When we arrived at the house, I was served spiced tea. With Odeh’s mother, brother and children watching, I took a sip, ceremoniously burned my tongue and smiled. Mariam nodded. They wanted me to speak.
“I’m not here for revenge,” I said. “I’m simply here to meet you and try to understand what happened. That is all.”
There was silence. And then, suddenly, a flurry of Arabic as Mohammad’s mother and brother began speaking simultaneously, Mariam doing her best to keep up:
“His mother says, ‘We didn’t know what he was doing, we would have stopped him if we only knew.’ ”
“His brother says, ‘He broke. He would watch Palestinians being beaten on the news. He used to sit in front of the TV for hours.’ ”
“His mother says, ‘When they told us what Mohammad did, we were in trauma. We didn’t believe it.’ ”
“And then, the words I had come for appeared as Mariam turned to me and said, “Mohammad has told them he is sorry, that if he could turn back time and change everything, he would.”
I nodded internally, understanding nothing as his brother looked at me and said, “We don’t understand why you have come without a gun. Why don’t you have a gun? If it were me, I’d be angry.”
“This may sound cliche,” I said, “but I’m sick of the violence. I’m sick. I just want understanding and, perhaps, peace.”
“I want peace, too,” he said. “We all do.”
As he spoke, a toddler — his daughter — plucked a photo album from my backpack. She began flipping pages, giggling at pictures of my daughters as the Odeh family squawked for her to return my property.
I pulled out an orange rubber ball, rotated it before her eyes and gently pulled the album from her grip as she grasped the toy. The family clapped. And I realized, I would never get my ball back.
Part 2 – Now
I never met Odeh, never was allowed by Israeli authorities to sit across from him and ask, through the bars of a maximum security prison, Are you really sorry?

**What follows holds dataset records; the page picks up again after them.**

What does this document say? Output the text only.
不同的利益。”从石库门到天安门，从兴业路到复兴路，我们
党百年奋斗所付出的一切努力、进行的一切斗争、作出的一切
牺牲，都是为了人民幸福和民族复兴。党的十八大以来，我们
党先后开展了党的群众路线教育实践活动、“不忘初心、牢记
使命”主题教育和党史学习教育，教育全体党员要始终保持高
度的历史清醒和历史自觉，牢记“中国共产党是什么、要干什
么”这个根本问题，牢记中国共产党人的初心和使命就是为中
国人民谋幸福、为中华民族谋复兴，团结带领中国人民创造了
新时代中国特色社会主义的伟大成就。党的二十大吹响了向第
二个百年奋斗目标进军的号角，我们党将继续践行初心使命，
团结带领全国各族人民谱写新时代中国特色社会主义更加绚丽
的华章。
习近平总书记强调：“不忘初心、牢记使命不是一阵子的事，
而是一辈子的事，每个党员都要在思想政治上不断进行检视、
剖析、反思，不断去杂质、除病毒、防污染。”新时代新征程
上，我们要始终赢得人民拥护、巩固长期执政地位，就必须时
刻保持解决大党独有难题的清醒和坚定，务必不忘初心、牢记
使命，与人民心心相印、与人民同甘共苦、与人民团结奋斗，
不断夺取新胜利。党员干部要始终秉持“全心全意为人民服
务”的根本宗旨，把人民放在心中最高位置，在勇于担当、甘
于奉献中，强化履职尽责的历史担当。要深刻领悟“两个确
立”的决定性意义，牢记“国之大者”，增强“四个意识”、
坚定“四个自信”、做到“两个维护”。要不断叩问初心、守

And now comes the hard part: there is a strong possibility that Odeh is on the list of prisoners Hamas is demanding be released in exchange for Shalit. (My source tells me it is a near certainty.)
I know, deep within, that I still have the psychological need – inexplicable and irrational – to understand how this man could have set a backpack filled with explosives down amidst a crowd of international students and remotely detonate it after escaping in a getaway car. How he could have done such a thing and then, weeks later, express remorse. Express sadness. Express regret.
I need to know if his words are true. If they are honest.
I have no idea – the need is emotional, beyond language, beyond explication.
But it exists. I simply don’t know if I have the strength to go through with it should the opportunity arise, should he be released.